You don’t suddenly lose your hearing one morning when you wake up. Hearing loss happens in degrees for most people, particularly when it comes to aging. Age-related hearing loss affects about one in three people in this country. Usually, the change isn’t even noticed until after the age of 75. You might not realize the trouble right away even though some signs show up earlier.
Early hearing loss has gradual and subtle signs. Recognizing them as soon as possible is essential to slow down the progression of hearing loss or other health problems related to hearing loss. You can’t recognize the signs if you don’t know what they are, though. Consider these eight barely noticeable clues that you may have hearing loss.
1. Ears Ringing
Okay, this isn’t really a subtle sign, but people tend to ignore it unless it’s disruptive. Tinnitus, the medical term for the ringing, is a common symptom of hearing loss.
The ringing can be intermittent and only act up when triggered. As an example, perhaps the ringing, buzzing or roaring only happens when you first get up or when you are tired.
Tinnitus is an indicator that something else is going on with your body so it should never be ignored. It could be hearing loss, but it might also be a sign of high blood pressure, circulatory problems or trauma. If you want to know for certain, you will need to see your doctor.
2. You Dread Talking on The Phone
It’s easy to make excuses for phone issues like:
- I have an out dated phone.
- I dropped my phone in water or on the ground.
- It’s a new phone, and I’m just not used to it yet.
If you hate using the phone think about the reasons why. Get someone you know to test the phone for you if the volume is all the way up and you still don’t hear it. If you can’t hear the conversation but they can then you have a hearing issue.
3. It Seems As if Everyone Mumbles Now
Lately, it’s not only your kids, but also your neighbor, the news anchor, and even your spouse that have started to mumble to you. Could it actually be true that all of a sudden everyone in your life has poor enunciation.
The more likely answer is the way you hear words is changing. Mumbling or dropped off consonants like “S” or “T” is one of the first signs that your hearing is changing.
Only when someone calls you out for saying “what?” a lot do you begin to recognize that you can’t hear conversations as well anymore. Usually, the first to notice you have hearing loss are people you see every day like coworkers or family members. If someone comments on it, pay attention.
5. You Hear Some People Just Fine But Not Others
Maybe when you are having a chat with the neighbor everything sounds fine but when his wife starts to talk you can’t make out a word.
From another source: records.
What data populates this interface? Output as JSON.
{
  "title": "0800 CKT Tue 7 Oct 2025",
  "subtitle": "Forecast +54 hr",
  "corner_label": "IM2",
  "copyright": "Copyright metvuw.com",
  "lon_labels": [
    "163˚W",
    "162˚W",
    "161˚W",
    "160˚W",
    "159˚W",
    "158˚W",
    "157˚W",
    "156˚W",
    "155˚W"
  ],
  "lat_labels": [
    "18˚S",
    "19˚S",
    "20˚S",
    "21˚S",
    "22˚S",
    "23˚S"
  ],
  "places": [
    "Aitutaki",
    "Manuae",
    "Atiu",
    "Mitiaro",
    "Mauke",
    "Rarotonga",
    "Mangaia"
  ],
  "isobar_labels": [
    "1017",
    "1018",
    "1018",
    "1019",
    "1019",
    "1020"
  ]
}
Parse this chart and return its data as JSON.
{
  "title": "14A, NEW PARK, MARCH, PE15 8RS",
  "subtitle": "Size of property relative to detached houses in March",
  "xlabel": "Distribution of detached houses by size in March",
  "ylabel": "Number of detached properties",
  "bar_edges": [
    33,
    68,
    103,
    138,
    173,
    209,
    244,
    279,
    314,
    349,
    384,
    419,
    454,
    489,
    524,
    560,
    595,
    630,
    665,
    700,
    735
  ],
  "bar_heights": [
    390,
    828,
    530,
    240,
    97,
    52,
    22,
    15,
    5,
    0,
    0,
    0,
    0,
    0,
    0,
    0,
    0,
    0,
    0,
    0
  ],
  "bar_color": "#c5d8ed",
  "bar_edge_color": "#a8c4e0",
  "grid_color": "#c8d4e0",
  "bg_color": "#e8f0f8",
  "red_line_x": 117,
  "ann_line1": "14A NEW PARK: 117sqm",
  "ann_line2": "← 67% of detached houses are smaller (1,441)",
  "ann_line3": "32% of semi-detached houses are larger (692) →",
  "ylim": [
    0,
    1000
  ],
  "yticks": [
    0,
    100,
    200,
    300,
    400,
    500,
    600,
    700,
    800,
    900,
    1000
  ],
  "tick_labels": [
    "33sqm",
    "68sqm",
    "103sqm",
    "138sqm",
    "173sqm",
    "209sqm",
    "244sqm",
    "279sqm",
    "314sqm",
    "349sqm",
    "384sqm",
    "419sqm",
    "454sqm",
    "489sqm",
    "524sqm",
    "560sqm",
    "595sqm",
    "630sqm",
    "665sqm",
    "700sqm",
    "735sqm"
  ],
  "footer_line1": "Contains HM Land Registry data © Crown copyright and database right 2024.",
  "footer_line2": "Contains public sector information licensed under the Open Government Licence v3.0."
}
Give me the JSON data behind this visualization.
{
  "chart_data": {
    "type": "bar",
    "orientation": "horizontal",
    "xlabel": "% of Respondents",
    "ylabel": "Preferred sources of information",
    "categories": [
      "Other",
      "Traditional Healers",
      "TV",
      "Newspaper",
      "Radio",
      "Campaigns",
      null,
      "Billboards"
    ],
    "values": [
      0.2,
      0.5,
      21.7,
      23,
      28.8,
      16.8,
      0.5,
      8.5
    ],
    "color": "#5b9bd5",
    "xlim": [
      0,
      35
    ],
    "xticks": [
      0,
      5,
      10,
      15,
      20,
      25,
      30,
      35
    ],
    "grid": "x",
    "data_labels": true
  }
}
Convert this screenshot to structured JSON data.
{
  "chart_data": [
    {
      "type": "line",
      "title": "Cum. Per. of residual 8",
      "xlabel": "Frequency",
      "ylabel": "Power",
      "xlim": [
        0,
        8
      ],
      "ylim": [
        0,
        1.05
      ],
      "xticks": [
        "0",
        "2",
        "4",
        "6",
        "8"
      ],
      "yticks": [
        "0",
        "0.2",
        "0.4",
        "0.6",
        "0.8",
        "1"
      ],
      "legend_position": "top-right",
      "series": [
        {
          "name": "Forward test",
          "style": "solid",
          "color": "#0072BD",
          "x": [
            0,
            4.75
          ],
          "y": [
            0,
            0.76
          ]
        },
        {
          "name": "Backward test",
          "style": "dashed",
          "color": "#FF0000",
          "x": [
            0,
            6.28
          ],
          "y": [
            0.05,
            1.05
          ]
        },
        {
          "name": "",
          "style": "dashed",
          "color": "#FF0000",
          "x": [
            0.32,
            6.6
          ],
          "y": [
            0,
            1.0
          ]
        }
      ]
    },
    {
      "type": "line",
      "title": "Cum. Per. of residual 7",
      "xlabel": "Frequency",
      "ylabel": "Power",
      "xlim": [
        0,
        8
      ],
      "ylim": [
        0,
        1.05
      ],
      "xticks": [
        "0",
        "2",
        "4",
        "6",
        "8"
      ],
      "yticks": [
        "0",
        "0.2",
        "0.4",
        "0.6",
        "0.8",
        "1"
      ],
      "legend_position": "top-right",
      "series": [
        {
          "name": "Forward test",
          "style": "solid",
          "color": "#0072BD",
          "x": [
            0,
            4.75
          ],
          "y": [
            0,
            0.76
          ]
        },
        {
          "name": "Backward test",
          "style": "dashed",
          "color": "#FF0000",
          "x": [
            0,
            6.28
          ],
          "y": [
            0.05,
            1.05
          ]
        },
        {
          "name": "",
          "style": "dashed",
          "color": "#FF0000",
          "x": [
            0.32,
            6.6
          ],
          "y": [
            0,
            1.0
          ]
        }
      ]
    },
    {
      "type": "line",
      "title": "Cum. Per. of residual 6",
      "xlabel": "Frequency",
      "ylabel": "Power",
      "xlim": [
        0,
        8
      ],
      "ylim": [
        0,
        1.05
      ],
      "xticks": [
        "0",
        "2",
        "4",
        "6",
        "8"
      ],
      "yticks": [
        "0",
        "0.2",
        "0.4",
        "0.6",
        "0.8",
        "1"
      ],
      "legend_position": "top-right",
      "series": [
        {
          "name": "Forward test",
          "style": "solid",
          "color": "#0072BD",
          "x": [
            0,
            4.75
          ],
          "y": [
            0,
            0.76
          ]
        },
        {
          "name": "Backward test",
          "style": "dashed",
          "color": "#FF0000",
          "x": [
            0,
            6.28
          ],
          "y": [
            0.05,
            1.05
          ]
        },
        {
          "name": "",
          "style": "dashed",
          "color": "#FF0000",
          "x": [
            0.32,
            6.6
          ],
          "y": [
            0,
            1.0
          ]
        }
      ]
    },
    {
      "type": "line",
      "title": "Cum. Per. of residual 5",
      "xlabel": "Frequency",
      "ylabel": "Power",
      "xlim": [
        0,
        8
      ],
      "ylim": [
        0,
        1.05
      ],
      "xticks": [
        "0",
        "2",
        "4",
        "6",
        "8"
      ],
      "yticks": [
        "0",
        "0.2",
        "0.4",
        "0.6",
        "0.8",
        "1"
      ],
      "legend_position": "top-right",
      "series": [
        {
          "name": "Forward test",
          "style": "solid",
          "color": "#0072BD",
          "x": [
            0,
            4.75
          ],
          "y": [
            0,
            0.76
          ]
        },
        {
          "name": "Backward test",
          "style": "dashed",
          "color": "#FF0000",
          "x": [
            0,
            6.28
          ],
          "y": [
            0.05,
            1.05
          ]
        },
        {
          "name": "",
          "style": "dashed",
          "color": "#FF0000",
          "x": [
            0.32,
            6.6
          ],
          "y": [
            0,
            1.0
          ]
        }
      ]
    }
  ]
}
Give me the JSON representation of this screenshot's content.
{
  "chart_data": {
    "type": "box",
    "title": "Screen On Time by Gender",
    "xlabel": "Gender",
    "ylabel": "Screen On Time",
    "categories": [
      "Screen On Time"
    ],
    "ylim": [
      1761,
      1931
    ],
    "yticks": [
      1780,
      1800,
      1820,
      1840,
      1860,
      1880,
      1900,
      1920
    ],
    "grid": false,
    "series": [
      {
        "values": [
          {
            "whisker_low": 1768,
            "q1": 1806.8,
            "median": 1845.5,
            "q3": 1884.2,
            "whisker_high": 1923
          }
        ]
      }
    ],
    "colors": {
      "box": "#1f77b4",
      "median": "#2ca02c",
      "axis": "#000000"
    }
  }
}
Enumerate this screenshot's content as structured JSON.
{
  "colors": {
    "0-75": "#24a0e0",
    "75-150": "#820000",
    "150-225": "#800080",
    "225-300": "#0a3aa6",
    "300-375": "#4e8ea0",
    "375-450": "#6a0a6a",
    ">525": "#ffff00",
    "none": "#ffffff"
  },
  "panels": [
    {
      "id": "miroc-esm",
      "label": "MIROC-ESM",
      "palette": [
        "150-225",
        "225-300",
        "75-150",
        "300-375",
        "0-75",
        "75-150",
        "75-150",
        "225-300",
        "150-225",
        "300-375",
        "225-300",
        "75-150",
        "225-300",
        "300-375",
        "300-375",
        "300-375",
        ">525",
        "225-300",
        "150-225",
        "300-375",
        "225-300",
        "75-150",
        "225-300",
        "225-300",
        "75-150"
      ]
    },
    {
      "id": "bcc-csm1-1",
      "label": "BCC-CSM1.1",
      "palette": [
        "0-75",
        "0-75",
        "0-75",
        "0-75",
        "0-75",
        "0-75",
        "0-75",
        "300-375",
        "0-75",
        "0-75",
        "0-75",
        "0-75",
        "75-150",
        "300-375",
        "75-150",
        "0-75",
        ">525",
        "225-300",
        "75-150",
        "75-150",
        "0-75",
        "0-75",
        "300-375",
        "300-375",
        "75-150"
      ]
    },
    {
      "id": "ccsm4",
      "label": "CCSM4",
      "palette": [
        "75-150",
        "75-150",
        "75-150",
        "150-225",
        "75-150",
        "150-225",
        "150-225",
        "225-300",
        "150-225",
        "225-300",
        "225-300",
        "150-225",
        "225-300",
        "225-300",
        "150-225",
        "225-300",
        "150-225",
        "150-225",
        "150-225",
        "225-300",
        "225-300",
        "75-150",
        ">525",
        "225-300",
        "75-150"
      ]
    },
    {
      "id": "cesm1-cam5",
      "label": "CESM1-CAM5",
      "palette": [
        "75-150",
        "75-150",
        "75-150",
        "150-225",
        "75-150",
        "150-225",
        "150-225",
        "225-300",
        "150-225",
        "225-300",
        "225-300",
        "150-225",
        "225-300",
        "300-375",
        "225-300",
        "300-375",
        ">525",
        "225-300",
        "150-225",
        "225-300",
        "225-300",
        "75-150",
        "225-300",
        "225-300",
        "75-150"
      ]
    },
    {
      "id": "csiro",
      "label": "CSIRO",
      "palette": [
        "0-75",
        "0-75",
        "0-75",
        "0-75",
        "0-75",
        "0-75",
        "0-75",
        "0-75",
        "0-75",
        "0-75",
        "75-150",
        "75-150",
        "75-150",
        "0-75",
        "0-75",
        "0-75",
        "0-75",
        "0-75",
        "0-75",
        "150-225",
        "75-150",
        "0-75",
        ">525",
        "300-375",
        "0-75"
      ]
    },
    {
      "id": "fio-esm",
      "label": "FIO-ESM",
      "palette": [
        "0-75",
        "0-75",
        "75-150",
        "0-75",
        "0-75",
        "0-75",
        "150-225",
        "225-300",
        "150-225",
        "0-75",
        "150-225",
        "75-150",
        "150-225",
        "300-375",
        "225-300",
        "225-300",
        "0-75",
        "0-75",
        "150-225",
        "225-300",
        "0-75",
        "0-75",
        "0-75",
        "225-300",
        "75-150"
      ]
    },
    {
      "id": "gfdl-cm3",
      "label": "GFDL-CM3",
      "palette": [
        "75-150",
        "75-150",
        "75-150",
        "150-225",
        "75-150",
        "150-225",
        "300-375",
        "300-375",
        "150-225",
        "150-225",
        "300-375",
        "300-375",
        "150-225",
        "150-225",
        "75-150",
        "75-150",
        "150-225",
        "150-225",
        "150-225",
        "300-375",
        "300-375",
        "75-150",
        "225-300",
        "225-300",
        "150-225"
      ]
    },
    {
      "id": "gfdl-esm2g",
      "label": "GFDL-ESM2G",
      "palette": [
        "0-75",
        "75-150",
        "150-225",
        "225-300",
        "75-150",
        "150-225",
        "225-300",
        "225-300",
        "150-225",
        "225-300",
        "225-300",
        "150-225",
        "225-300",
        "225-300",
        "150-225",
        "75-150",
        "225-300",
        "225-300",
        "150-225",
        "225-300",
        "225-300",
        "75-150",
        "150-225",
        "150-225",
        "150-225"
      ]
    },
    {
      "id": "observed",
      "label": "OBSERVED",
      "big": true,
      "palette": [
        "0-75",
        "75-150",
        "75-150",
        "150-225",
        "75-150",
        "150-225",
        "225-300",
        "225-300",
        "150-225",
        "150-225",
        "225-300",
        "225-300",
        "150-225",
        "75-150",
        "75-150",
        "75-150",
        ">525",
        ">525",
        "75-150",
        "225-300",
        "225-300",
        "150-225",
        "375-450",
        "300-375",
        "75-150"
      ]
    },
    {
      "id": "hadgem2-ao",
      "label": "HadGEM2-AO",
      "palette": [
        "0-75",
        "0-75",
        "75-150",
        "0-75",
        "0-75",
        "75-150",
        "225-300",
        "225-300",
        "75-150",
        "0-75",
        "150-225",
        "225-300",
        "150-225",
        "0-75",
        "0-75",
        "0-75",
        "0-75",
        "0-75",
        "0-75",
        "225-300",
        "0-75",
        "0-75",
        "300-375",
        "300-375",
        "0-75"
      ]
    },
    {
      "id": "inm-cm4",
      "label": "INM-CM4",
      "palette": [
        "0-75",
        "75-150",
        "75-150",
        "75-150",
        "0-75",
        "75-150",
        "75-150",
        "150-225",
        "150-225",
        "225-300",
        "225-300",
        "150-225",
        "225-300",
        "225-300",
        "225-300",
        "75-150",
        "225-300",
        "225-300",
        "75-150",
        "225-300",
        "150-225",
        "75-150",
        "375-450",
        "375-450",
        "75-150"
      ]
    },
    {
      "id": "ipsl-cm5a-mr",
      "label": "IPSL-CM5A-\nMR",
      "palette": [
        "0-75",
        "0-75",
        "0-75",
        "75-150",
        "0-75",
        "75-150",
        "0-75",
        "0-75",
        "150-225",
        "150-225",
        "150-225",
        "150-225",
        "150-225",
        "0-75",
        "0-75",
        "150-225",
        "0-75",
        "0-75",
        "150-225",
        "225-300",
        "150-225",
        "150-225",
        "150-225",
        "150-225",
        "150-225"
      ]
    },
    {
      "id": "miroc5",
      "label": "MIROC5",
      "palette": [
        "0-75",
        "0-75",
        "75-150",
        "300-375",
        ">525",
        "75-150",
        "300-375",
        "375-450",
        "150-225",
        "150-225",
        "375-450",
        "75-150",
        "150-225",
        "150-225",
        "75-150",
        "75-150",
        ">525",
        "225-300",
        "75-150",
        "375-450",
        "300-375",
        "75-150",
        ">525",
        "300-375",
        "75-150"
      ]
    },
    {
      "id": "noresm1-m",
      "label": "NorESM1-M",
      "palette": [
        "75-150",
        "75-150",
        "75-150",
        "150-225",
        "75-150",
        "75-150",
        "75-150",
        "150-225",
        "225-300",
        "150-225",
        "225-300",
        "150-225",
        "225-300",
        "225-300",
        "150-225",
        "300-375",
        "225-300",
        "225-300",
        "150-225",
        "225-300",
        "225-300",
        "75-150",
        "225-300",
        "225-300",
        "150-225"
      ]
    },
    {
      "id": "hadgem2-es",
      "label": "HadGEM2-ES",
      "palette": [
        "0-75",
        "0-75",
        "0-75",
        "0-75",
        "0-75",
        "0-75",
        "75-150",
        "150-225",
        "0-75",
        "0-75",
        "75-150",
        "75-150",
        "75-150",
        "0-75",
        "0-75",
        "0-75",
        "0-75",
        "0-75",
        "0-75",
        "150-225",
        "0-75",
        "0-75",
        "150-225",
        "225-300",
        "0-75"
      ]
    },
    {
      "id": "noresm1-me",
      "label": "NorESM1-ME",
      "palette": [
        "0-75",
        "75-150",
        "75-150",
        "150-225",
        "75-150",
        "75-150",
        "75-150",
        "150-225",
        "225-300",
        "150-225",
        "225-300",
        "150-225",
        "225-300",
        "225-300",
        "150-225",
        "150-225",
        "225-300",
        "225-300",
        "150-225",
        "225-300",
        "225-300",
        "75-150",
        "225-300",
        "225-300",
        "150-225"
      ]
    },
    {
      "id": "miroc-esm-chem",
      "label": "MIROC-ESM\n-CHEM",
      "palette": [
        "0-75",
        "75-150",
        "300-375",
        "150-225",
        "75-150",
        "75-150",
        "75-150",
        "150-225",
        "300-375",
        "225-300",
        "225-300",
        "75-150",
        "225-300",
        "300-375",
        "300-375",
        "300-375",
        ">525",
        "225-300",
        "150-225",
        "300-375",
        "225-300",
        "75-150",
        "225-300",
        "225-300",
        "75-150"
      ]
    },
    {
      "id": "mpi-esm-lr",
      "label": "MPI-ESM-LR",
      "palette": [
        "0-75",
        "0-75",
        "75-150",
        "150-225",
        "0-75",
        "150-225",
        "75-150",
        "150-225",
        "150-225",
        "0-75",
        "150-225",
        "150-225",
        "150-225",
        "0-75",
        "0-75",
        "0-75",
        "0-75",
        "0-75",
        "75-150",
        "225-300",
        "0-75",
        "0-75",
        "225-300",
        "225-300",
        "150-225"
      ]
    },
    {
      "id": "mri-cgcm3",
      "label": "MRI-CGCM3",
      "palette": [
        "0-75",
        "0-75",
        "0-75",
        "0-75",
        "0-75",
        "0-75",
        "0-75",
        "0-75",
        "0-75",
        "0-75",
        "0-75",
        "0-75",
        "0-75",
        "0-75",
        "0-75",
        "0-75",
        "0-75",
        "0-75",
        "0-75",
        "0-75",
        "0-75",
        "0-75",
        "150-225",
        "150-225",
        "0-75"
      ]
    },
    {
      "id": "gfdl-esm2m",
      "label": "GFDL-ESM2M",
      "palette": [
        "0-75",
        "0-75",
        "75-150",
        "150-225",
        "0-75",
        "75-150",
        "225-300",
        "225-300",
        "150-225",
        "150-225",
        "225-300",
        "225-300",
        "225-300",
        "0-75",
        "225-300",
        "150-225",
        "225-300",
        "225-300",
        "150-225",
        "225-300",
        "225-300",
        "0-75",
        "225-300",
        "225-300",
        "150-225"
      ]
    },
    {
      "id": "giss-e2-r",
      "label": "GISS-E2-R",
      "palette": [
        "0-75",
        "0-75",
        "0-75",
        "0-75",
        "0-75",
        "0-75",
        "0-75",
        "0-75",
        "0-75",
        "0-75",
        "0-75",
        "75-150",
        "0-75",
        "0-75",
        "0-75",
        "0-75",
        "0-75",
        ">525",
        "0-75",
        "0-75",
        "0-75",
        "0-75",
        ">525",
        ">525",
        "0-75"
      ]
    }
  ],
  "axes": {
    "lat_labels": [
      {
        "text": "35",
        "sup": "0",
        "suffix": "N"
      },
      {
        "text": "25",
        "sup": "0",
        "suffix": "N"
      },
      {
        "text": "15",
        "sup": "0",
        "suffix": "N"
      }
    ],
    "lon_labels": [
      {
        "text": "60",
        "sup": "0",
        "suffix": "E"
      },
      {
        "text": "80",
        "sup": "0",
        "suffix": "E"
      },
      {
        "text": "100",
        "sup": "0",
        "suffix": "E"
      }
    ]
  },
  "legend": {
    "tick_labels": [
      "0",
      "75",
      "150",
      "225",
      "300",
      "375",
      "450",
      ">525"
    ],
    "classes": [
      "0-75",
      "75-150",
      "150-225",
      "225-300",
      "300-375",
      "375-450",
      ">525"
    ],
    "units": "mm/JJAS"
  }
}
It’s a common symptom of sensorineural hearing loss or damage to the nerves that send electrical messages to the brain.
Her voice is higher pitched, and that’s why it isn’t as clear. Your daughter or grandchild might present the same issue. Even things like the microwave or an alarm can be a problem. Those tones are also high pitched.
6. Going Out Used to be Much More Fun
Worse yet are the people who actually mumble. Also, it’s much harder to understand what people are saying when it’s noisy. It becomes impossible to hear anything when you are at dinner and people start conversing around you or the AC comes on.
7. You Are More Tired Than Usual
It’s can be fatiguing struggling to comprehend what people are saying. You are more tired than normal because your brain is working harder to manage what it hears. You may even observe changes in your other senses. If your brain is utilizing 110 percent of its time and energy to comprehend words, what’s left for your eyesight or balance? It’s time to have your ears checked if your eye examination came back okay.
8. That Dang TV
Instead of accusing the service provider when you have to keep turning the TV up, consider getting a hearing test. When you have hearing loss it can be hard to hear dialog. There is the background music confusing things, for example. And don’t forget about the AC, ceiling fan or other things in the room. Your hearing is most likely starting to fail if you need to keep turning the volume up.
The good news is all it takes to know for sure is a professional hearing examination. If you find out you have a hearing problem, hearing aids will get things back to normal.